Deployment Dashboard
The Deployment Dashboard provides a real-time view of all your deployments and their performance. At the top of the page:- Status — A donut chart showing total deployment count broken down by status: Active, Pending, Failed, and Inactive.
- Active Deployments — Count of currently active deployments and total active hours to date.
- Inference Tokens — Total input and output tokens consumed across all deployments to date.
| Status | Meaning | Available actions |
|---|---|---|
| Pending | Deployment requested, provisioning underway. | Pause · Delete |
| Active | Serving traffic. | Pause · Delete |
| Inactive | Paused; no inference traffic. | Resume · Delete |
| Failed | Error during start-up or runtime. | Delete |
Create a deployment
Click + Create Deployment to open a four-step wizard.Deployment Details — Name (up to 100 characters) and describe (up to 1000 characters) the deployment.

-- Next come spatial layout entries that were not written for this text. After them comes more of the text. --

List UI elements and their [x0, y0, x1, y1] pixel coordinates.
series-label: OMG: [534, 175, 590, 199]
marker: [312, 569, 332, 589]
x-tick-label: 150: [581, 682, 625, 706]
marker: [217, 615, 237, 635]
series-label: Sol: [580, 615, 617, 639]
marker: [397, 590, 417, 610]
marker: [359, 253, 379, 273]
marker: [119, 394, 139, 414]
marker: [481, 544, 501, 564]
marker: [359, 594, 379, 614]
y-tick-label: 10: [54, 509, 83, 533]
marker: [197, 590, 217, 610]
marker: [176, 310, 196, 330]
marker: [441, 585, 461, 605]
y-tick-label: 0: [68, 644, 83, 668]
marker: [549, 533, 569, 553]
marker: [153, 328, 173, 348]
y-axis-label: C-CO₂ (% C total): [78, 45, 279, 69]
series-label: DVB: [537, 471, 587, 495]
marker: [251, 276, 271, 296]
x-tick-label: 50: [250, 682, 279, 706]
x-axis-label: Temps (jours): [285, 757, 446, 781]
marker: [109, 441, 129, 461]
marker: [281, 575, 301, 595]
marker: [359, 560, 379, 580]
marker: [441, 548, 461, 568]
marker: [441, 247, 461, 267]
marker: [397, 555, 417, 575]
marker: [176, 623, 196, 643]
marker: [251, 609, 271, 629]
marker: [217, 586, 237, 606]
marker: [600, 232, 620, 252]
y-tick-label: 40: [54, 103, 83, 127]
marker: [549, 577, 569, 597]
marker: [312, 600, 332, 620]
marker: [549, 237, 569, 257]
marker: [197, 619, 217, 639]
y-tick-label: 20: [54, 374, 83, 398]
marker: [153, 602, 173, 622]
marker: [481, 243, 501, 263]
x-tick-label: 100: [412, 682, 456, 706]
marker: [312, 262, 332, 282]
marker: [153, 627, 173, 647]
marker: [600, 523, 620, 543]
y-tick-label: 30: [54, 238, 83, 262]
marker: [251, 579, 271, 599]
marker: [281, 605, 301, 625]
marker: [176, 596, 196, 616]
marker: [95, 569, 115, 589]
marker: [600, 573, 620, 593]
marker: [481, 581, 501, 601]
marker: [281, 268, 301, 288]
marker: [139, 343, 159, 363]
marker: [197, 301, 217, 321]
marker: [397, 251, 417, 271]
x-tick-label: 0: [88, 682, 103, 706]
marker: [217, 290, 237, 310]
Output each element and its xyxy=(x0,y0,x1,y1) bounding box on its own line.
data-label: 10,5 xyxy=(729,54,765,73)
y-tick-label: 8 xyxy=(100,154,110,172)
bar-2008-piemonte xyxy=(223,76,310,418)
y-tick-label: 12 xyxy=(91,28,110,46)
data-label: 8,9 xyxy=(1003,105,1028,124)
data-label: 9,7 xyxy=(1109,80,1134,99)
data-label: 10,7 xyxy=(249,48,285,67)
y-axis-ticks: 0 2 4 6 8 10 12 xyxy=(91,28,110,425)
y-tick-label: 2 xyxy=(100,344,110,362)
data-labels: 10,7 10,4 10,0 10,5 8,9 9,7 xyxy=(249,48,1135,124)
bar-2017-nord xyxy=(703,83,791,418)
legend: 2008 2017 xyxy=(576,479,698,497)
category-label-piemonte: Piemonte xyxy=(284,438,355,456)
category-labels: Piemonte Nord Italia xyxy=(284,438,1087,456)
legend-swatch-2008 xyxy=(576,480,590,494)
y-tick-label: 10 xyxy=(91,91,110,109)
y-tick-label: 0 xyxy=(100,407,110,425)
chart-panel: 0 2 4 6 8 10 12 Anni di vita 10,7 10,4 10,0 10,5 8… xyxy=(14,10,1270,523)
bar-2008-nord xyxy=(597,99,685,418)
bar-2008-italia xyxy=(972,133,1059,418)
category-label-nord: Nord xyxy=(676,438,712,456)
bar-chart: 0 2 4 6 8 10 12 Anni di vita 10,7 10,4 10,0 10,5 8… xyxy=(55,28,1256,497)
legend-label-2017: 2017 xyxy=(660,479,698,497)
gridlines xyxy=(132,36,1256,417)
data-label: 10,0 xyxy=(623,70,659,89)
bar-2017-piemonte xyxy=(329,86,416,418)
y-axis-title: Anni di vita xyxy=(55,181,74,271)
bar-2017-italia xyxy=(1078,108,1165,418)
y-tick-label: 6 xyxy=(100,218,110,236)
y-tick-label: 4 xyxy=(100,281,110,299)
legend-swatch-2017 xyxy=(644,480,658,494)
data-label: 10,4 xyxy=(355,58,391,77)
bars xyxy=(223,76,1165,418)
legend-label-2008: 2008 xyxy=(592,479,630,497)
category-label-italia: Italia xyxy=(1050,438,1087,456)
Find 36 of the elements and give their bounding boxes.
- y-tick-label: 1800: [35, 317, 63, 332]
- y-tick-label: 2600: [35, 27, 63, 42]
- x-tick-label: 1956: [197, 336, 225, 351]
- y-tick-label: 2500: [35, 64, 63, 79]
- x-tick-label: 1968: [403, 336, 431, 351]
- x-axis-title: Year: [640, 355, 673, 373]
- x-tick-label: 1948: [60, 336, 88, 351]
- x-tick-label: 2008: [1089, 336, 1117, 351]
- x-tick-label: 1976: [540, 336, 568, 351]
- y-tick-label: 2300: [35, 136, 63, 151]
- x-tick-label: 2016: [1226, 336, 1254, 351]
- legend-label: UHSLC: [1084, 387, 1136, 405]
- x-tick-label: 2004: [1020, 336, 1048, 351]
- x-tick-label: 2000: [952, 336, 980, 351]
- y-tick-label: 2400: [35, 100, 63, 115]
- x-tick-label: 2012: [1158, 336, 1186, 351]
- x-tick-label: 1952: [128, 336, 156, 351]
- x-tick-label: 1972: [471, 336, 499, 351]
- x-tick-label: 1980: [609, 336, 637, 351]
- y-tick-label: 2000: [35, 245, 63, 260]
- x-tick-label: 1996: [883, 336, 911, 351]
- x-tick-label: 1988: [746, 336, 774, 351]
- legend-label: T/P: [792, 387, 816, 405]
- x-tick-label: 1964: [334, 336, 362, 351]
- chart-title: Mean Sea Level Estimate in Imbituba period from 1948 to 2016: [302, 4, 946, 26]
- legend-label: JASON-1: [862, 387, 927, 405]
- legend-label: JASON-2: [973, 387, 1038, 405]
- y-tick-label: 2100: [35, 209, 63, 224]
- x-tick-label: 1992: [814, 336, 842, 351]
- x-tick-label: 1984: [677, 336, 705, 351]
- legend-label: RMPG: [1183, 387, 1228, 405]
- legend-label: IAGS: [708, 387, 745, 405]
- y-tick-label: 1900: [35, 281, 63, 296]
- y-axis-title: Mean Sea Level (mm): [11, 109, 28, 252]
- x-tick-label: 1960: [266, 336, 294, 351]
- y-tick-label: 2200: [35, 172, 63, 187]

Select Model — Choose a model to make available for inference. Use the Fine-Tuned Models tab to select from your completed fine-tuning jobs, or the Base Models tab for open-source and partner models. Each card shows the provider, model name, and license tags (Open Source, Warning).
Select Hardware Configuration — Set the number of AMD Instinct MI300X instances for your deployment. You can choose up to 50 instances.
Deployment Summary
Click any deployment name to open its summary page. The summary includes:- Deployment Details — Name (editable), ID, Model Type, Status, Date Created, Date Deployed, and description (editable).
- Integrating Deployment for Inference — Quickstart Guide with instructions for setting up the SDK, sending API requests, and integrating your deployment.
- Data Sources & Training Prompt — Training file and prompt from the originating fine-tuning job.
- Model, Hardware, and Hyperparameters — The exact configuration running for this deployment.
- Fine-Tuning Job Details — Link back to the source fine-tuning job.
- Agent Details — Agents linked to this deployment and their statuses, if applicable.
- Event Timeline — Right-hand feed of deployment lifecycle events (e.g., Deployment Pending, Deployment Complete).